OK .... never did get any of the data recovered .. tried loads of free programs .... none could recognise the drive.

So have to live with loss of a months data (other than email)

Dent HDD back to WD under warranty ...... they sent me back a new one yesterday ... a 2TB Caviar Black ..... so at least I gained a free 1TB of storage.

Need to reconsider my backup strategy ... manual backup can get forgotten. IN my case had upgraded to W10 and wanted to get all programs re-installed - and put off backup while that was in progress.

Reply to
rick

It's possible to do RAID-1 on Windows with a little effort. It's only one plank in a complete strategy, of course, but I've had two disk failures in the last few years that were recovered from trivially due to my habit of using RAID-1 on most things.

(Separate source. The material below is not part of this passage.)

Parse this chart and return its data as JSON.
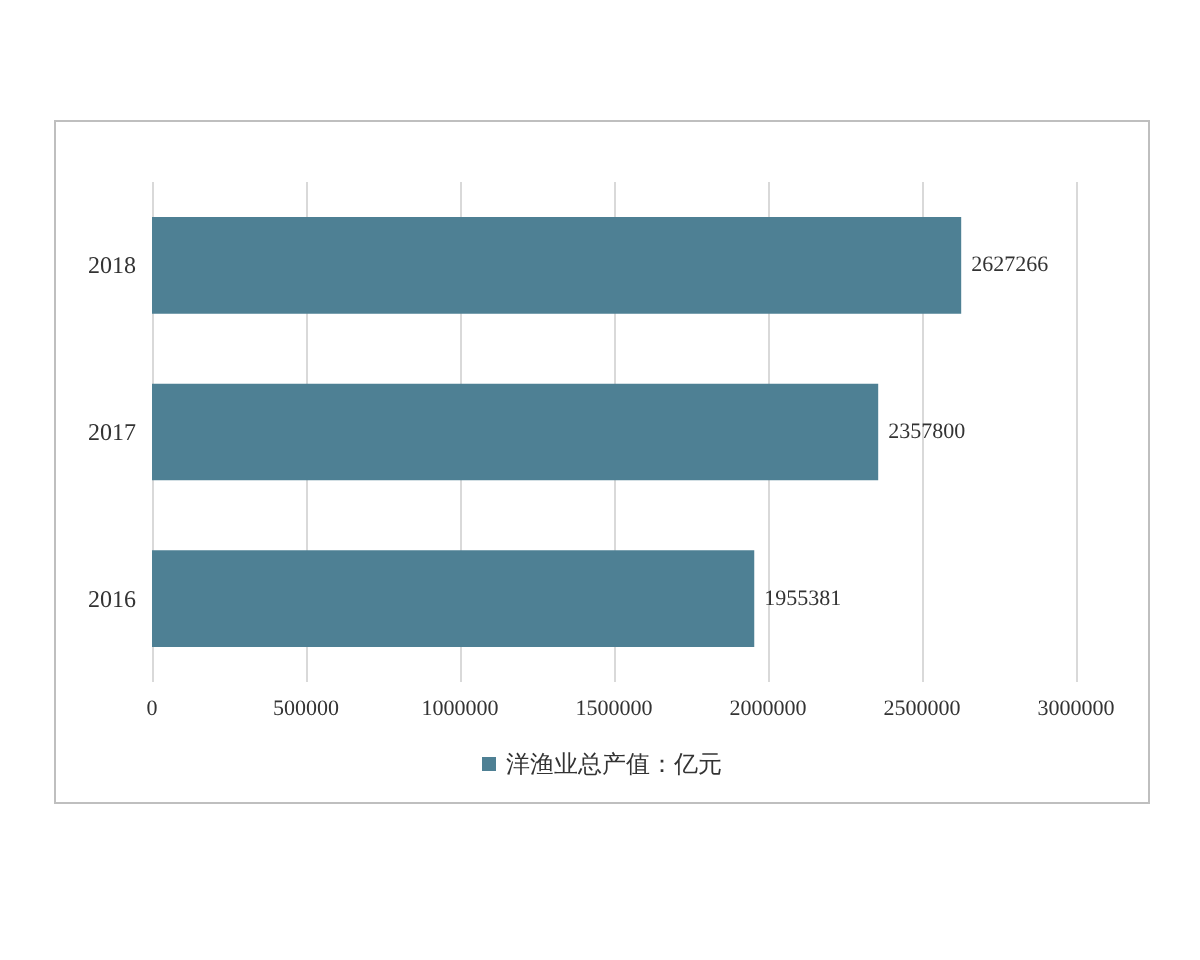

One still needs backups, and regular ones. I also have off-site backups of important stuff, and encrypted cloud backup using tarsnap.

Reply to
Bob Eager

Just bought one of the below for a friend in the village who believed it when he saw a message saying "This is the Microsoft Windows team - please ring this free number". He said she was very persuasive, so he keyed in what she said so she could remote into the laptop. After fixing the result I suggested an automatic backup. This device can thrown at burglars to kill them and will still work (allegedly). Advantages are that the repeat backup job can also be started immediately by pressing the button on the drive and it's almost the same price as similar unhardened drives.